The more interesting questions, I reckoned, were what did people want, why they wanted it, and who was stopping them from getting it. The answers to that lay in books, not board games—and, as soon as I was old enough, in travels behind what was then the Iron Curtain.
I suspect the authors of a new paper on European geopolitics published by the RAND think tank and edited by Samuel Charap, an Obama administration State Department official, would be excellent Risk players. They argue for a new approach to what they call “in-between” countries, such as Ukraine, which they depict as caught between currently unattainable European and Atlantic aspirations, and the Kremlin’s security interests.
To be fair, the authors – mostly Americans, Germans, and Russians – accept that the in-between countries are not all in the same category. Belarus and Armenia are more-or-less loyal Kremlin allies. Georgia and Ukraine are in a quite different category, and Azerbaijan is different in another way, as is Moldova. They also decry any talk of a “grand bargain” between East and West: their main argument is for small steps, confidence-building measures, and efforts by all sides not to make matters worse.
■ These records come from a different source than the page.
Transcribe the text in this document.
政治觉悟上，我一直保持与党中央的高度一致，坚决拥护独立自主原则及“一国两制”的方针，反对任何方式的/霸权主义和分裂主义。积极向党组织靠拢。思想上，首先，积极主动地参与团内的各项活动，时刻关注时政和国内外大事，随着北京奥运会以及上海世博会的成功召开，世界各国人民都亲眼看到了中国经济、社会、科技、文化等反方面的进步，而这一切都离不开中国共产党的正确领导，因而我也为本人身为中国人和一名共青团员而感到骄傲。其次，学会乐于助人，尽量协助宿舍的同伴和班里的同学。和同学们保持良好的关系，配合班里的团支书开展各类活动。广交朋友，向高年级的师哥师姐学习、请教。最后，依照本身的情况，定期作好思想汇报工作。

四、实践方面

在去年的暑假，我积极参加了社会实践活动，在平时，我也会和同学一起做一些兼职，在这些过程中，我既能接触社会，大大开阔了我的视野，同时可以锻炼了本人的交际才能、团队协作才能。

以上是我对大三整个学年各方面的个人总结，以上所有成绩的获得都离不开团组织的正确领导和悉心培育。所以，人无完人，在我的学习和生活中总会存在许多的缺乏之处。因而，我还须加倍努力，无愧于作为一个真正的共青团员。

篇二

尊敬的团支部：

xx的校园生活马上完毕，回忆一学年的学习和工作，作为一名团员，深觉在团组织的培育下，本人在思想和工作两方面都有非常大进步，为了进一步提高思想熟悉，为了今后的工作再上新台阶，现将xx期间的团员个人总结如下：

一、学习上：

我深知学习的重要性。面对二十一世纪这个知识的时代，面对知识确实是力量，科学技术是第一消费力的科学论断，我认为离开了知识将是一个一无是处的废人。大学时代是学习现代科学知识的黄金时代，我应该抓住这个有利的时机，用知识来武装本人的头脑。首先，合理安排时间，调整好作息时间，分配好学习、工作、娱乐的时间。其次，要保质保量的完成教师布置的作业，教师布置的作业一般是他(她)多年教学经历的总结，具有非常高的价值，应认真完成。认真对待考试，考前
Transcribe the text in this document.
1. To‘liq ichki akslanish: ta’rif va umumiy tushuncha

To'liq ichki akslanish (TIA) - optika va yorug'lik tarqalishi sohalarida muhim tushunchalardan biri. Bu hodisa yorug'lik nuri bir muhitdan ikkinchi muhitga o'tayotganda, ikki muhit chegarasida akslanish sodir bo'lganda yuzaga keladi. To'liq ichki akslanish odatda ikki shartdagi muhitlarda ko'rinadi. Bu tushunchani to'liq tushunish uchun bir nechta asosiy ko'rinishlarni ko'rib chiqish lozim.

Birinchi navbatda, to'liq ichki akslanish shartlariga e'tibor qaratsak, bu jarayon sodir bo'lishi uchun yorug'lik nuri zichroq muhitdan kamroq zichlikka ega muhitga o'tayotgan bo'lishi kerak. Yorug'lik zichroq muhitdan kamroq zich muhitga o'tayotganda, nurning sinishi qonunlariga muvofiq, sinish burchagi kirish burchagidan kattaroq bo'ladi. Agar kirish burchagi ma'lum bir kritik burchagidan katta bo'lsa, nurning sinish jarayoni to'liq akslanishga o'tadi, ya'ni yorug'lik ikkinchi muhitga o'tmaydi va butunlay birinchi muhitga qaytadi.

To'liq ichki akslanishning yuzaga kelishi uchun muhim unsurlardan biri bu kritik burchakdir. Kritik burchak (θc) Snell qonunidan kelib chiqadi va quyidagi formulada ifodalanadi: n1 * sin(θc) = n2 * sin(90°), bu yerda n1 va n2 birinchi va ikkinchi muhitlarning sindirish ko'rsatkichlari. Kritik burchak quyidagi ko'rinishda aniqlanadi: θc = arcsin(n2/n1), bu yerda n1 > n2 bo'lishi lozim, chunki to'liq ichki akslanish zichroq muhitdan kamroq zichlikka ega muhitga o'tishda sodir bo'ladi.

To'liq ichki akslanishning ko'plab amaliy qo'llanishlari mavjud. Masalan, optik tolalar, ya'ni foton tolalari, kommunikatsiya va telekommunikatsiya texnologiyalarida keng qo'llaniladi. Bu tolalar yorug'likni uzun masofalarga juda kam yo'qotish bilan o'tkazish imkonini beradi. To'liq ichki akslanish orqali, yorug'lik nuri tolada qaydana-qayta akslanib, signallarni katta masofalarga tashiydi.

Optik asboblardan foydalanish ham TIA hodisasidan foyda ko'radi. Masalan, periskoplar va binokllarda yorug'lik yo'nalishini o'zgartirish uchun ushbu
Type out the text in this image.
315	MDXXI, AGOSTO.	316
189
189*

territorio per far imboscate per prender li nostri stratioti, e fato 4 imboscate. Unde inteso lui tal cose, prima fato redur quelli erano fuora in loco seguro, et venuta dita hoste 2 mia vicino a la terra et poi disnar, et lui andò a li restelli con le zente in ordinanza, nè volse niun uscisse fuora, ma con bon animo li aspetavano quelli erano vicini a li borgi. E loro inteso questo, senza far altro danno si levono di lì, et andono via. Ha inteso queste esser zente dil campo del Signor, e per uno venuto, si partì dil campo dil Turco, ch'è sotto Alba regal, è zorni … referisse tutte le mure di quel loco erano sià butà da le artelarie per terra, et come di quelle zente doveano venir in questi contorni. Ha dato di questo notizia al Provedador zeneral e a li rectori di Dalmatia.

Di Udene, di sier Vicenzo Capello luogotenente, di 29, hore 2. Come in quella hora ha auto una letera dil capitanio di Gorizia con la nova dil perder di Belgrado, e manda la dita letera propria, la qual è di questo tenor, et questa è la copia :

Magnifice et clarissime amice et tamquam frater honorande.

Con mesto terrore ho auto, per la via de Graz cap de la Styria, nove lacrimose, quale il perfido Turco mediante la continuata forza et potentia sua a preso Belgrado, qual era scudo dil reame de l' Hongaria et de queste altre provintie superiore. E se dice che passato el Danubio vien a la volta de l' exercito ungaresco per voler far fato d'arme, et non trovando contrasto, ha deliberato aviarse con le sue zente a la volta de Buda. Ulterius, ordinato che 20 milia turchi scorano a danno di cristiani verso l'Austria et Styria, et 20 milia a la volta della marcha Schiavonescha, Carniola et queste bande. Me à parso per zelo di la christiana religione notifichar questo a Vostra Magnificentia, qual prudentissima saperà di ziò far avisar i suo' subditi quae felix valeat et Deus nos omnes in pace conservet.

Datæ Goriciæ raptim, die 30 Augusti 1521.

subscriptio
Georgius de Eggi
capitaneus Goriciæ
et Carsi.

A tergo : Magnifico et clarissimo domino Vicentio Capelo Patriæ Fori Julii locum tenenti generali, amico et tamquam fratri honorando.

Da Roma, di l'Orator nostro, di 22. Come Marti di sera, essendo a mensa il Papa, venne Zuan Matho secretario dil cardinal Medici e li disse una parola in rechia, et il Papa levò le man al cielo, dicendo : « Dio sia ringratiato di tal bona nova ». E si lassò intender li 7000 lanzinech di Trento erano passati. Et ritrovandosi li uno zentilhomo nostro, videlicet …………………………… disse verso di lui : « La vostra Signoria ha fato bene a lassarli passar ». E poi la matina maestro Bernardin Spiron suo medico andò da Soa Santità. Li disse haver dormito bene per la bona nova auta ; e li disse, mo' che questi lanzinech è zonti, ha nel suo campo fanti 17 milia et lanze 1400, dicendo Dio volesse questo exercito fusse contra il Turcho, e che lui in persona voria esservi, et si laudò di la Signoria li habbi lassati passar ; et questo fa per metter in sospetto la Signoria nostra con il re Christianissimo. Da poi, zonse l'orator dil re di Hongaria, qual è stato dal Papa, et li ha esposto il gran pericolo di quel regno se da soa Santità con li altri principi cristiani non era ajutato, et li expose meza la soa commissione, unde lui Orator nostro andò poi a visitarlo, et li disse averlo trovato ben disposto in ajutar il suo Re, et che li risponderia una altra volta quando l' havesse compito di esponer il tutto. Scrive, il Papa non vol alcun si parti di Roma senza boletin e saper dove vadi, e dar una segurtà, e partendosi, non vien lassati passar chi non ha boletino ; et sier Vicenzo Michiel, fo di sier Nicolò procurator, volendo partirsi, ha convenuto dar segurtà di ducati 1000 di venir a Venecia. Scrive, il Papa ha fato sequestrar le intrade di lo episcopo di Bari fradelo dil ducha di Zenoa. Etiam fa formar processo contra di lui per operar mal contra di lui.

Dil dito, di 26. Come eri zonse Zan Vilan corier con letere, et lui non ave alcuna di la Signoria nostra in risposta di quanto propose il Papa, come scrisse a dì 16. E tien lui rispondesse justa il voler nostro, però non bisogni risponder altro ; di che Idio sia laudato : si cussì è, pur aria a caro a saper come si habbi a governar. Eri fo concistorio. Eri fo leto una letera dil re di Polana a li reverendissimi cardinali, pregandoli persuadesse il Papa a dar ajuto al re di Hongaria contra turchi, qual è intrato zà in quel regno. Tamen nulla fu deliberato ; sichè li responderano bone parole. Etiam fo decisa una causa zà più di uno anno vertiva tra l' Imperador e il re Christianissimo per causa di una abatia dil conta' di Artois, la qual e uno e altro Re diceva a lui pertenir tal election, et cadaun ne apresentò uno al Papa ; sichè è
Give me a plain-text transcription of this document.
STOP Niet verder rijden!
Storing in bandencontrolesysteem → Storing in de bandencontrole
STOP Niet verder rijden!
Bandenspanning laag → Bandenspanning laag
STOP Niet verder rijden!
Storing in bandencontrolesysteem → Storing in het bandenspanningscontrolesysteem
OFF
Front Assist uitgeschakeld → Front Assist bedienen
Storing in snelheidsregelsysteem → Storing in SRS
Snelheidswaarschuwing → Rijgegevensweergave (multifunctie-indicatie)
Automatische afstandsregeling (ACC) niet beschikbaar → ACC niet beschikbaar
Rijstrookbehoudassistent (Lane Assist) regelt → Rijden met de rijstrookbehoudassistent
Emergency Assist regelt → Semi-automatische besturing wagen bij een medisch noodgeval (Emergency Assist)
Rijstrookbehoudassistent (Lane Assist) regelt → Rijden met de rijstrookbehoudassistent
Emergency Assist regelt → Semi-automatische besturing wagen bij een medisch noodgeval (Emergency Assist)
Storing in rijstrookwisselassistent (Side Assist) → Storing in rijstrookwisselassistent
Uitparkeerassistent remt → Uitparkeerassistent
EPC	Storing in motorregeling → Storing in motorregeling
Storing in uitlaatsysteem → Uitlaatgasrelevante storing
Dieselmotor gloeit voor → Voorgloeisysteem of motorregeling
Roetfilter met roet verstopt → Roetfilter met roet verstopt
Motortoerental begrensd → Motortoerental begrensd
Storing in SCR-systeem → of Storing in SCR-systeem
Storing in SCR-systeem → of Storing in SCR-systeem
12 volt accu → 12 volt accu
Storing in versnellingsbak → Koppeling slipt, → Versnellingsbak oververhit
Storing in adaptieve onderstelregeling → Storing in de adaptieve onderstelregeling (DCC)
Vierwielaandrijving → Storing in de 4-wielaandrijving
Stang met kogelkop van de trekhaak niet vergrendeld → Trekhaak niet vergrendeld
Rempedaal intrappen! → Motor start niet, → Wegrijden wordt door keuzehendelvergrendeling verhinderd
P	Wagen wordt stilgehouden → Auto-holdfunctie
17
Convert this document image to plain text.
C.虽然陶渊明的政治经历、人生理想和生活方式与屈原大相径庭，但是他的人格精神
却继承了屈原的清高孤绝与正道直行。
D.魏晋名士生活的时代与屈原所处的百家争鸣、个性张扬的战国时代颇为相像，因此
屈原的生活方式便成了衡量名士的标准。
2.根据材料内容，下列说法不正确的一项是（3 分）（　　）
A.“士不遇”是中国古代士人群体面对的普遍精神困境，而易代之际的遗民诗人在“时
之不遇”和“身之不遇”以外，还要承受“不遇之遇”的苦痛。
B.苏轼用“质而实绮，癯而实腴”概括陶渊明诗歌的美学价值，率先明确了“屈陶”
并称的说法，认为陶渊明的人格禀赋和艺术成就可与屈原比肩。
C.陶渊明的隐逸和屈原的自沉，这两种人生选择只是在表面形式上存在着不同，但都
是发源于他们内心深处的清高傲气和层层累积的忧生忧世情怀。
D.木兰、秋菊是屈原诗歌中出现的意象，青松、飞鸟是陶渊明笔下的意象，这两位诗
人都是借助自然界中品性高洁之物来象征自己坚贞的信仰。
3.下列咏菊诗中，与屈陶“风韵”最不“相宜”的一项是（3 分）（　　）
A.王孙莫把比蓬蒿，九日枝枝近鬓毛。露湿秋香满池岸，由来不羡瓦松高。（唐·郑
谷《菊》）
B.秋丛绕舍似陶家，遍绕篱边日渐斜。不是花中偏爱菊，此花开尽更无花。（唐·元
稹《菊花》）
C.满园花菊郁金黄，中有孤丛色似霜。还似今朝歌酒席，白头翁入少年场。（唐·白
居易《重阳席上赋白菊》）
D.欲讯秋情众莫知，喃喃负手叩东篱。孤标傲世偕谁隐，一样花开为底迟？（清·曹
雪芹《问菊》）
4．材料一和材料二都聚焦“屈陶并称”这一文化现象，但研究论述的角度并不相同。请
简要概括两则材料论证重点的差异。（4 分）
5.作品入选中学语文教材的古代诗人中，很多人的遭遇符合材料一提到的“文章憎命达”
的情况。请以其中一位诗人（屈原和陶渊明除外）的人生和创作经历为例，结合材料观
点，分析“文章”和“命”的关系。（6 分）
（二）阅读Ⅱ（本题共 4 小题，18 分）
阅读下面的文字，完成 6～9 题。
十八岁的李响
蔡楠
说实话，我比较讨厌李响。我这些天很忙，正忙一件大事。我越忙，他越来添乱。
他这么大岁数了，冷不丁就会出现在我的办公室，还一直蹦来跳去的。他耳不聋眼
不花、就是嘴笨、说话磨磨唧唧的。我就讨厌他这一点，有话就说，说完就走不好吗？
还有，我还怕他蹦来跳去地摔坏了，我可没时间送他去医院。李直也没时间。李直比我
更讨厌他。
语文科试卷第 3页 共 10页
But their study has the same flaws as does Risk. For a start, it assumes moral equivalence between all parties. There is no difference between the red team and the blue team. That is fine in a board game. But in real life that assumption puts Russia, the successor and in large part unrepentant defender of the mass-murdering Soviet Union, on the same level as the European Union, which is the world’s largest and most prosperous democratic entity, and NATO, a uniquely successful military alliance of democracies.
Secondly, it largely ignores the wishes of people in the countries directly concerned. Ukrainians died carrying blood-soaked European flags on the streets of Kyiv in 2014, because they wanted the same dignity, liberty, security, and justice that their fellow-Europeans enjoy. Too bad. The word “Maidan,” which epitomizes that glorious idealistic insurrection, appears only once, in a timeline which dismisses Ukraine’s foreign policy as a “chaotic and unsustainable” attempt to balance the West and Russia. This leaves no room for Ukrainians’ own views of, and struggle against, their corrupt, oligarchic, and often treasonous political rulers.
Any discussion of regional security has to start with the who-wants-what questions that perplexed me as a teenager. Ukrainians and others yearn to be part of the West, for entirely understandable reasons; the Kremlin wants to stop them for deplorably selfish, imperialist reasons.
Come to think of it, the Russian leadership’s ruthless, zero-sum thinking probably makes them good Risk players. Perhaps they should invite Mr. Charap and his co-authors round to the Kremlin for a game. But not, please, at the expense of real countries and real people.